I have three guardians that watch over me, Uriel, the guardian of abundance, Phanuel, the guardian of providence and Sarakiel, the guardian of fate. I have been asking them to guide me and help me. I have known these three for some time but my sight of them is as a memory. Since I accidentally rekindled my acquaintance with Samyaza, my visual recognition of Angles has been compromised. Thankfully I did have a sustained and gratifying association with Angles prior to my fall from grace. That experience has been an oasis of confidence, like a mirage in a difficult landscape.

Falling in with Satans is as an envelope of darkness and Angels do not walk there. You can not see them in darkness. The way Samyaza binds us to darkness is easy to understand. For me, I fell into what I considered to be a great difficulty. It overwhelmed me and ruined my life. Had I considered this differently, Samyaza would not have found me and made me his companion. I was unable to avoid old habits of thought and darkness seeped back into my life. You see, I did not always walk with Angels.

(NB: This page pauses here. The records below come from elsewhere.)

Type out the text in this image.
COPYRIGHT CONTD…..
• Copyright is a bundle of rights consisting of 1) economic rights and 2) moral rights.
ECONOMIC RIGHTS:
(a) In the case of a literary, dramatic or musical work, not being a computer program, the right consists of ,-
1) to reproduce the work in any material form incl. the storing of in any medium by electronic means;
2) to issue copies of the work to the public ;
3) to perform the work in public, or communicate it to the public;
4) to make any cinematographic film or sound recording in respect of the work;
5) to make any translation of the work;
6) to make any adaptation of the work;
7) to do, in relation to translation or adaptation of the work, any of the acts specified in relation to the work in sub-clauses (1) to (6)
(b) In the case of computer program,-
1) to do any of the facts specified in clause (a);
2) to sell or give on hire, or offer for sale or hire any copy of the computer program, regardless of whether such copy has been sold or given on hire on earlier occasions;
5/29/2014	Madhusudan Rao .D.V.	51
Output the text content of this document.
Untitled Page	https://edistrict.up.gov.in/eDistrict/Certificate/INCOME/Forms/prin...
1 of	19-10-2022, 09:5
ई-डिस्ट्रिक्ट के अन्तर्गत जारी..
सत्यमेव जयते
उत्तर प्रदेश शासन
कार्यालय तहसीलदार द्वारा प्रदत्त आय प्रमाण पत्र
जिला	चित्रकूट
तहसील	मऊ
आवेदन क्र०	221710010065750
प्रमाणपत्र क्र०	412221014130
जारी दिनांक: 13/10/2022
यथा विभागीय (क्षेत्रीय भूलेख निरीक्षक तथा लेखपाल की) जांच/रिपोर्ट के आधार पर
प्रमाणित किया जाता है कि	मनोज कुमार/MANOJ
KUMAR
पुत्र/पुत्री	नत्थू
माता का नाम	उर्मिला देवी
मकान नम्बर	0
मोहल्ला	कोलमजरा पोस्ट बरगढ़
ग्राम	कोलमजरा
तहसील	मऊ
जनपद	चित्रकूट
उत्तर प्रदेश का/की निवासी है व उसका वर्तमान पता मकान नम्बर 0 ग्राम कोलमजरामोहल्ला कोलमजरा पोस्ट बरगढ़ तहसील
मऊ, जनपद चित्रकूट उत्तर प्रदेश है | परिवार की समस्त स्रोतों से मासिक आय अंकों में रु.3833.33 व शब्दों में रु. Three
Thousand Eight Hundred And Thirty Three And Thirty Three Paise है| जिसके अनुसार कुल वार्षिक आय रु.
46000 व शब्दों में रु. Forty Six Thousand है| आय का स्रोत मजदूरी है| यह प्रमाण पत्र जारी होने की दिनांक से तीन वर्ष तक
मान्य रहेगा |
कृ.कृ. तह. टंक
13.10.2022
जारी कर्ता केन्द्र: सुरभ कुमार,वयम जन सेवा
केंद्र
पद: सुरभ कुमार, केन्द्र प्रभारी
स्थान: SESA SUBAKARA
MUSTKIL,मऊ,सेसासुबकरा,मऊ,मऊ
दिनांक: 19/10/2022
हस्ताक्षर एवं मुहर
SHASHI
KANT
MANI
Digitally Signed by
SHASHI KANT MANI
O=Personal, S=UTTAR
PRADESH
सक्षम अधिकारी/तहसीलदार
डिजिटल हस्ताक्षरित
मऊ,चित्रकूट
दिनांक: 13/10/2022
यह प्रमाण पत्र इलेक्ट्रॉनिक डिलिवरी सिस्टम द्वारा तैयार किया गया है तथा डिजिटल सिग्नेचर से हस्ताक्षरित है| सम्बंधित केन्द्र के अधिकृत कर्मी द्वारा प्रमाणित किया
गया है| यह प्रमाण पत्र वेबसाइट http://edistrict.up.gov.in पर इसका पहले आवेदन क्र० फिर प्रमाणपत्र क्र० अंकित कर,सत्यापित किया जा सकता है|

None of this is bad or good as much as it just is. For me, I don’t know that I would have started this blog, if not for Samyaza. The blog is my method of working my way back into the light. To walk again with my Angelic friends. I miss them so and I have long-expected that my destiny is to share my walk with humanity. To bring the spiritual world and the temporal world to the same place. There is nothing in my world that does not revolve around that gravity. I can not escape it. All of my joy all of my rage, it comes from my sense of destiny and my struggle with it. This gravity, my sense of destiny, has brought me all of my rage and every success. All by the fickle nature of choice.

This is my life. My spiritual life, I write about it here. How about you, how is your spiritual life? Mine is good but only when my choices are good. It is just that simple.